Menurut Menpora Imam Nahrawi, Kemenpora akan memanfaatkan momentum tersebut. “Kami berangkat ke Turkmenistan, pada 11 September 2015 nanti,” katanya di usai membuka Liga Santri Nusantara 2015, di Stadion Singaperbangsa, Karawang, Minggu (6/92015).
Seperti dilansir topskor, Menpora menyebutkan, di sana akan banyak pertemuan dan pihak Kemenpora akan memanfaatkan kesempatan itu untuk melakukan komunikasi dengan banyak pihak.
Kata Imam Nahrawi, pertemuan dengan OCA agenda utamanya adalah membahas persiapan Indonesia menjadi tuan rumah Asian Games 2018. Namun, pada pertemuan tersebut bakal hadir Anggota Komite Eksekutif FIFA, Syeikh Ahmad Al Fahad Al Sabah.
Pria asal Kuwait itu dipastikan hadir pada pertemuan tersebut karena selain menjadi Anggota Komite Eksekutif FIFA juga sebagai Presiden OCA. Dengan demikian peluang perwakilan Kemenpora untuk melakukan pertemuan cukup terbuka.
Pihak Kemenpora dan didukung Komite Olimpiade Indonesia (KOI) untuk menghadapi pertemuan di Turkmenistan telah bersiap diri mulai pembayaran garansi, master plan, hingga logo Asian Games 2018 yang akan diluncurkan bersamaan dengan Haornas, Rabu (9/9/2015).
“Semuanya akan kami laporkan. Mulai persiapan Asian Games 2018 hingga perkembangan sepak bola nasional,” kata Menpora Imam Nahrawi menambahkan.
Pria yang akrab dipanggil Cak Imam itu menjelaskan, khusus untuk perkembangan sepak bola nasional pihaknya akan menjelaskan secara detail apa yang telah dilakukan setelah membekukan PSSI.

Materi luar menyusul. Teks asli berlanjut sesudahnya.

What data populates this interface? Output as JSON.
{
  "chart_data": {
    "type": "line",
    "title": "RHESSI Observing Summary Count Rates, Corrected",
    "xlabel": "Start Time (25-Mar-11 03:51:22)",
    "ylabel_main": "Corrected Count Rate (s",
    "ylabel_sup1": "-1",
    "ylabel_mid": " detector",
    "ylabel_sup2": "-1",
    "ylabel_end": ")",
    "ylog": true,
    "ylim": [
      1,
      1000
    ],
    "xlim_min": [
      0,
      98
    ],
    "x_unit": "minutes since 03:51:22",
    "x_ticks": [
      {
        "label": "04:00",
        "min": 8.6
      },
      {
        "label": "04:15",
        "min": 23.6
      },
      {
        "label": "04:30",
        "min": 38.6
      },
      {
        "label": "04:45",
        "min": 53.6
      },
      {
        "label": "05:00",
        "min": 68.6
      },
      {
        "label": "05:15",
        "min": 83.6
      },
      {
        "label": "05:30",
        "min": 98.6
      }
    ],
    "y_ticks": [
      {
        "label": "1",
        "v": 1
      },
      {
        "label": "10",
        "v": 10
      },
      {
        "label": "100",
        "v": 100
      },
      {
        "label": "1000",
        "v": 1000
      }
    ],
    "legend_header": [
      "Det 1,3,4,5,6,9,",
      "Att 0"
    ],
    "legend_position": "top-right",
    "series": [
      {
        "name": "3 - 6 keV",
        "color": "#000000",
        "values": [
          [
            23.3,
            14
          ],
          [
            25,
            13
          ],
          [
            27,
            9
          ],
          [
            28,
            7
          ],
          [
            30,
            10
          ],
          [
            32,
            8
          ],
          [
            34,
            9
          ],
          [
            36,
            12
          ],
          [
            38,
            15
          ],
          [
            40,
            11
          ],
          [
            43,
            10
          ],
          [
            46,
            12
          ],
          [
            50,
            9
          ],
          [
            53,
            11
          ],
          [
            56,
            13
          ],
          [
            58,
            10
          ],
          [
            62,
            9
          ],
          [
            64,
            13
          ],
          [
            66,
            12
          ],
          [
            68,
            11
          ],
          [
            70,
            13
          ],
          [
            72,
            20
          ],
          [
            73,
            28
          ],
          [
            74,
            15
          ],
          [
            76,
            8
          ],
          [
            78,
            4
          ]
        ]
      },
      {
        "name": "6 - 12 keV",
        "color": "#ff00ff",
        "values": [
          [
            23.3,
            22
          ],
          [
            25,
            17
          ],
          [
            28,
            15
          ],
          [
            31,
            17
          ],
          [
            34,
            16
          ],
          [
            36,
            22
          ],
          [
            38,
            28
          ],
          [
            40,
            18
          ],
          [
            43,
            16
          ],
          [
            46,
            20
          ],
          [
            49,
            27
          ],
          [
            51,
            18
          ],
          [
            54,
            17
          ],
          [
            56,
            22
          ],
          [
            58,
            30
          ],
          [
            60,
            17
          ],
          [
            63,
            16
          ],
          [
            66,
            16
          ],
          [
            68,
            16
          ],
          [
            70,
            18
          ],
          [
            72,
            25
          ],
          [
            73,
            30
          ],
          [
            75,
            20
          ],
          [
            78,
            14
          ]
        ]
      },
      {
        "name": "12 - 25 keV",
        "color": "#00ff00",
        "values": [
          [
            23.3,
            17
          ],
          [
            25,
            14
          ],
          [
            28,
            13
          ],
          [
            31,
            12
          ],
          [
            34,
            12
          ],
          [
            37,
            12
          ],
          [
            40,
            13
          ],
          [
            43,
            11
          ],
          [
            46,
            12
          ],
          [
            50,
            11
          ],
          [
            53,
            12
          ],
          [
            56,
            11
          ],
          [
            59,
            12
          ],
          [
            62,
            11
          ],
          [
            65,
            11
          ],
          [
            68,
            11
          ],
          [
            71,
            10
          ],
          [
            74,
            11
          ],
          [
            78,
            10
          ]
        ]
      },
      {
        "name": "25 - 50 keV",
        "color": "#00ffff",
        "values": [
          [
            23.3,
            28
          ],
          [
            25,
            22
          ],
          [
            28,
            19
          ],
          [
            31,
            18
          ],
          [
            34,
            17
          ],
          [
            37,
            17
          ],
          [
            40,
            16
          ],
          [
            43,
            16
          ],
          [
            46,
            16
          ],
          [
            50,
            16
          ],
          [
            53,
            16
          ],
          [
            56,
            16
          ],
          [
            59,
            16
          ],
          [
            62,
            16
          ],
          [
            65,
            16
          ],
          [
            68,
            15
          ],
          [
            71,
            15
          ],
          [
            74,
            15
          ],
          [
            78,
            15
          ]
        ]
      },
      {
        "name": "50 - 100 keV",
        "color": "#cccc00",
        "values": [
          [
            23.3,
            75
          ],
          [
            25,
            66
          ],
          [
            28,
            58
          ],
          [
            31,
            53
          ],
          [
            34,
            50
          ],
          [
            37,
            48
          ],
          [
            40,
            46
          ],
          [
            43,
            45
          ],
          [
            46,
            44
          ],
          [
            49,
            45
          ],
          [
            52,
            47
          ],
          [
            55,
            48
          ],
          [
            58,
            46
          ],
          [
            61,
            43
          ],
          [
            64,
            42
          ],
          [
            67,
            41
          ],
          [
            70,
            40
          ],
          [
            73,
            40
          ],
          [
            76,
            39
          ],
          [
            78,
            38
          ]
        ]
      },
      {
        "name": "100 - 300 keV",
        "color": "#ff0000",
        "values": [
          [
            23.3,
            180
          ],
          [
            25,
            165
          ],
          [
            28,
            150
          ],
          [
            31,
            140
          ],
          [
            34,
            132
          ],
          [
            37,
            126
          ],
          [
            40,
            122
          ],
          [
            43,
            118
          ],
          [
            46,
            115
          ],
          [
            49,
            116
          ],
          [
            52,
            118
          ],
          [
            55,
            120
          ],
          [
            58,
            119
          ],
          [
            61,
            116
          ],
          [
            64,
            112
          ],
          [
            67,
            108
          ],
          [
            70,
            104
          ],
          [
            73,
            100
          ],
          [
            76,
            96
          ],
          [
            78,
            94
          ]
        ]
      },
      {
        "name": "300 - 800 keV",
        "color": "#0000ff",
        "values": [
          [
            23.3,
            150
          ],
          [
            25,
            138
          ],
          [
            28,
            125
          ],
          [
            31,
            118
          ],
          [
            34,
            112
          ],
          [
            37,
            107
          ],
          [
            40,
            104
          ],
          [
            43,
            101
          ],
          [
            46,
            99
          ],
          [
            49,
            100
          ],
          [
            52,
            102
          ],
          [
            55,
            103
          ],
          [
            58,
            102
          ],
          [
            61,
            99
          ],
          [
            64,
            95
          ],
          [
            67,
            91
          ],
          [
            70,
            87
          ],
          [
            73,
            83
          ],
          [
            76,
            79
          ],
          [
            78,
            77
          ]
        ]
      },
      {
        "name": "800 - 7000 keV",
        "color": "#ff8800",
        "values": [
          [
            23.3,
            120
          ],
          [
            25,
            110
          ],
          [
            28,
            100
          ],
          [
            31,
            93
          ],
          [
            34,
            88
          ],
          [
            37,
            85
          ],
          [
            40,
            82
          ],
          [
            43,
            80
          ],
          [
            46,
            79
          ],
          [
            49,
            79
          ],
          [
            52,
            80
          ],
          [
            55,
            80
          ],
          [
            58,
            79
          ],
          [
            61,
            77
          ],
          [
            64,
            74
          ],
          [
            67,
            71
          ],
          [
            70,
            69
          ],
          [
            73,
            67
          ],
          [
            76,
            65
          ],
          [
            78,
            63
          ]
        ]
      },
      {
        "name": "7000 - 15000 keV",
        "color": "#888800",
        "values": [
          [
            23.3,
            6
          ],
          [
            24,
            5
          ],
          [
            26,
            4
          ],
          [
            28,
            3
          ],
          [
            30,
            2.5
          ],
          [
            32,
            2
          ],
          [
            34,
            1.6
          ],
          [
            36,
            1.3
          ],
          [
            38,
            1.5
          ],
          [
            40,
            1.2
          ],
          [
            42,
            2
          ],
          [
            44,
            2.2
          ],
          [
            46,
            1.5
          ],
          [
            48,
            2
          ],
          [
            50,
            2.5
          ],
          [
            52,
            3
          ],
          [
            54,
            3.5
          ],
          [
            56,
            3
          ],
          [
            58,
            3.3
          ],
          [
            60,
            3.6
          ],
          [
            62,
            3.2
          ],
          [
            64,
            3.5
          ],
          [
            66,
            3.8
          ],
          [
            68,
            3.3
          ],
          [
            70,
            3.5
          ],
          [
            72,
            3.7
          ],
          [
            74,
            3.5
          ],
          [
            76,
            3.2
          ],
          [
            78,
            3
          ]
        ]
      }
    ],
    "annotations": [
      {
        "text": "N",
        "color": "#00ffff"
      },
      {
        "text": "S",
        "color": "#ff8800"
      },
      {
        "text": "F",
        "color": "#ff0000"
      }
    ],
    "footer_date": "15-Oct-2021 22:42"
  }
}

Selama dalam masa sanksi termasuk dari FIFA, beberapa turnamen sepak bola telah digelar mulai dari Piala Kemerdekaan yang digagas Tim Transisi. Saat ini turnamen yang diikuti 24 klub Divisi Utama itu masih berjalan dan memasuki babak semifinal.
Selanjutnya Liga Santri Nusantara 2015. Turnamen khusus untuk pemain usia dibawah 17 tahun ini bahkan diikuti peserta cukup banyak yaitu 192 tim dari 10 provinsi. Sasaran dari digelarnya turnamen ini adalah untuk mencari bibit pemain potensial.
“Semuanya akan kami laporkan termasuk Liga Santri. Kami akan menjelaskan langkah pemerintah dalam memperbaiki persepakbolaan nasional,” katanya.
Kemenpora sebenarnya sudah pernah melakukan komunikasi dengan presiden OCA pada 11 Agustus lalu di sela pertemuan dengan Presiden Joko Widodo. Perkembangan Asian Games 2018 dan sepak bola juga dibahas dalam pertemuan tersebut.